Nouvelair n’est pas à l’ordre du jour car il s’agit d’une participation minoritaire. Nous ne nous comportons pas de la même façon quand nous sommes majoritaires, à 50/50 ou minoritaires. Quand j’ai 90 ou 100% de la société, je dis que je vends une société. Quand j’ai 50%, je vais dire, je vends la société avec le partenaire. Mais si je suis à 25%, je vais attendre les meilleures conditions pour la vente. Donc, la configuration change selon le niveau de la participation.

Dans l’hôtellerie, y-a-t-il d’autres hôtels sur la liste de cession ?

Au niveau d’Al Karama, nous n’en avons pas encore. Cependant, il y a des hôtels qui sont actuellement sous le contrôle de la Commission de gestion des biens confisqués, mais qui ne sont pas encore transmis à Al Karama.

Combien de sociétés, tous secteurs confondus, comptez-vous écouler en 2018 ?

Il faut préciser que nous contrôlons mieux l’ouverture d’un dossier que sa clôture. En février 2017, nous avons préparé une liste de 23 cessions. Aujourd’hui, nous en avons vendu trois avec une quatrième qui est en cours. Globalement, nous avons 19 opérations de cession, dans des phases différentes, qui sont ouvertes. Je ne dirais pas que les 19 seront clôturées en 2018, mais je dirais quand même une bonne partie. Pour celles qui seront mises en vente cette année, les dossiers ne vont pas être clôturés la même année. Par contre, le budget provenant des biens confisqués a été déjà annoncé dans la loi de finances 2018. Il tourne autour de 500 millions de dinars entre terrains et sociétés.

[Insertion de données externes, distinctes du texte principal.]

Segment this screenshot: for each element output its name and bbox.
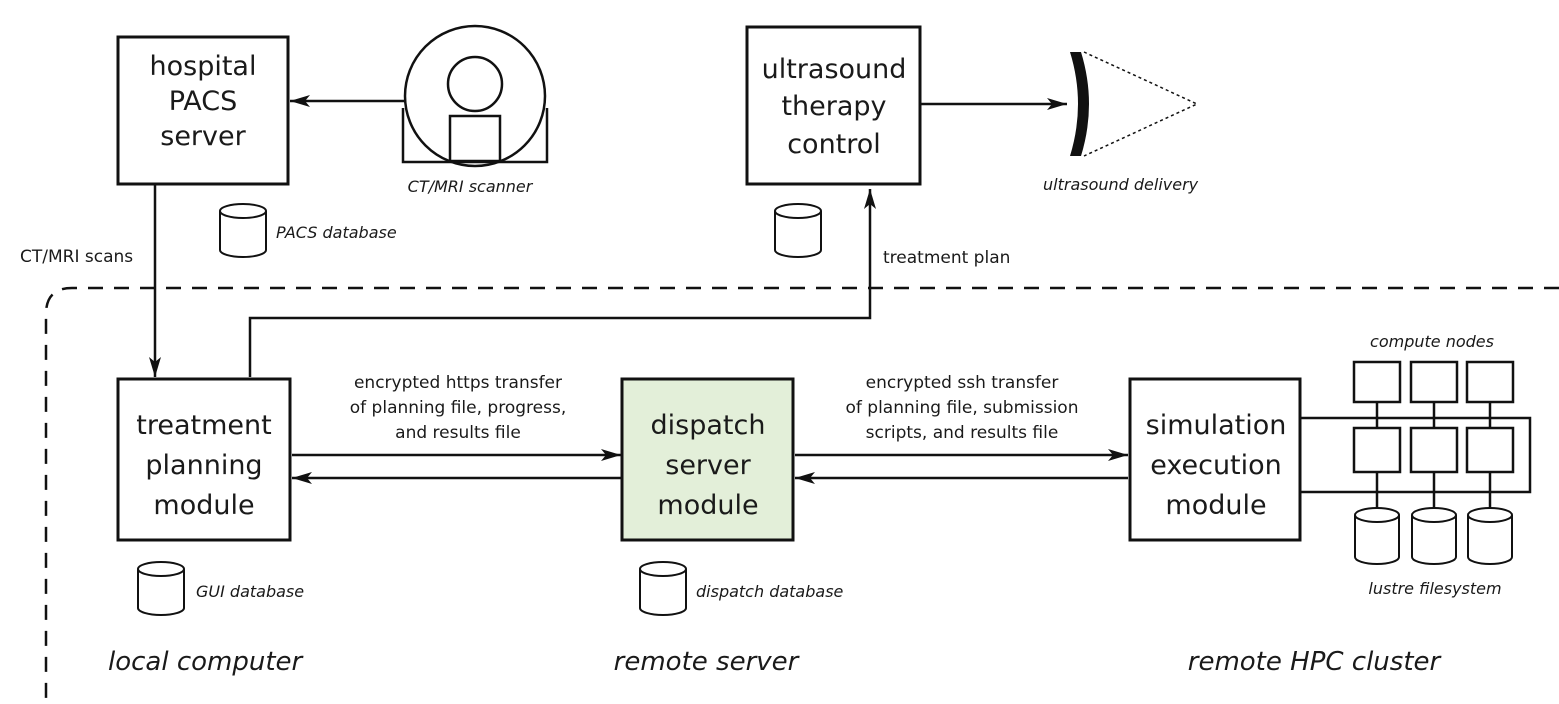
treatment-planning-node: treatment planning module (116, 377, 292, 542)
dispatch-server-label-3: module (657, 490, 758, 521)
ultrasound-transducer-icon (1070, 51, 1199, 157)
dispatch-server-label-2: server (665, 450, 751, 481)
treatment-plan-arrow (248, 189, 876, 377)
ultrasound-database-icon (774, 203, 822, 258)
dispatch-database-icon (639, 561, 687, 616)
simulation-execution-label-1: simulation (1146, 410, 1287, 441)
simulation-execution-label-3: module (1165, 490, 1266, 521)
gui-database-label: GUI database (196, 582, 304, 601)
compute-nodes-label: compute nodes (1370, 332, 1494, 351)
https-transfer-label-2: of planning file, progress, (350, 398, 566, 418)
simulation-execution-label-2: execution (1150, 450, 1282, 481)
dispatch-server-box (620, 377, 795, 542)
dispatch-database-label: dispatch database (696, 582, 844, 601)
scanner-icon (401, 24, 549, 168)
ultrasound-control-label-3: control (787, 129, 881, 160)
ultrasound-control-label-2: therapy (781, 91, 886, 122)
local-computer-label: local computer (108, 647, 305, 677)
pacs-server-node: hospital PACS server (116, 35, 290, 186)
compute-nodes-icon (1300, 360, 1532, 508)
system-boundary (44, 286, 1559, 699)
lustre-filesystem-label: lustre filesystem (1368, 579, 1501, 598)
simulation-execution-node: simulation execution module (1128, 377, 1302, 542)
https-transfer-label-3: and results file (395, 423, 521, 443)
hpc-cluster-label: remote HPC cluster (1188, 647, 1443, 677)
ssh-transfer-label-1: encrypted ssh transfer (866, 373, 1059, 393)
dispatch-server-label-1: dispatch (651, 410, 766, 441)
pacs-database-label: PACS database (276, 223, 397, 242)
ssh-transfer-label-2: of planning file, submission (846, 398, 1079, 418)
treatment-plan-edge-label: treatment plan (883, 248, 1010, 268)
https-transfer-label-1: encrypted https transfer (354, 373, 562, 393)
pacs-database-icon (219, 203, 267, 258)
pacs-server-label-1: hospital (150, 51, 257, 82)
ssh-transfer-label-3: scripts, and results file (866, 423, 1059, 443)
pacs-server-label-2: PACS (169, 86, 238, 117)
ultrasound-control-node: ultrasound therapy control (745, 25, 922, 186)
scanner-label: CT/MRI scanner (408, 177, 534, 196)
treatment-planning-label-1: treatment (136, 410, 271, 441)
dispatch-server-node: dispatch server module (620, 377, 795, 542)
treatment-planning-label-2: planning (145, 450, 262, 481)
scans-edge-label: CT/MRI scans (20, 247, 133, 267)
treatment-planning-label-3: module (153, 490, 254, 521)
remote-server-label: remote server (614, 647, 801, 677)
pacs-server-label-3: server (160, 121, 246, 152)
ultrasound-delivery-label: ultrasound delivery (1043, 175, 1199, 194)
lustre-filesystem-icon (1354, 507, 1513, 565)
ultrasound-control-label-1: ultrasound (762, 54, 907, 85)
gui-database-icon (137, 561, 185, 616)
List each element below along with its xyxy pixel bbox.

L’essentiel  pour nous est en fait le montant, car nous rencontrons souvent des difficultés d’exécution, comme les contraintes juridiques (procès), sociaux (conflits) ou avec des partenaires. Je cite également l’exemple d’une société surendettée. Là il faut négocier avec les banques avant de la céder. Tout cela retarde le processus d’exécution. A cela s’ajoute, par ailleurs, l’appétit du marché, car ce ne sont pas toutes les sociétés mises en vente qui pourront attirer énormément d’investisseurs. Dans plusieurs cas, certains investisseurs ont retiré le cahier des charges, mais après avoir analysé les choses, ils n’ont pas avancé d’offres. Donc, nous sommes contraints de relancer à plus tard ou avec de meilleures conditions pour ne pas brader, mais il faut le faire vite également.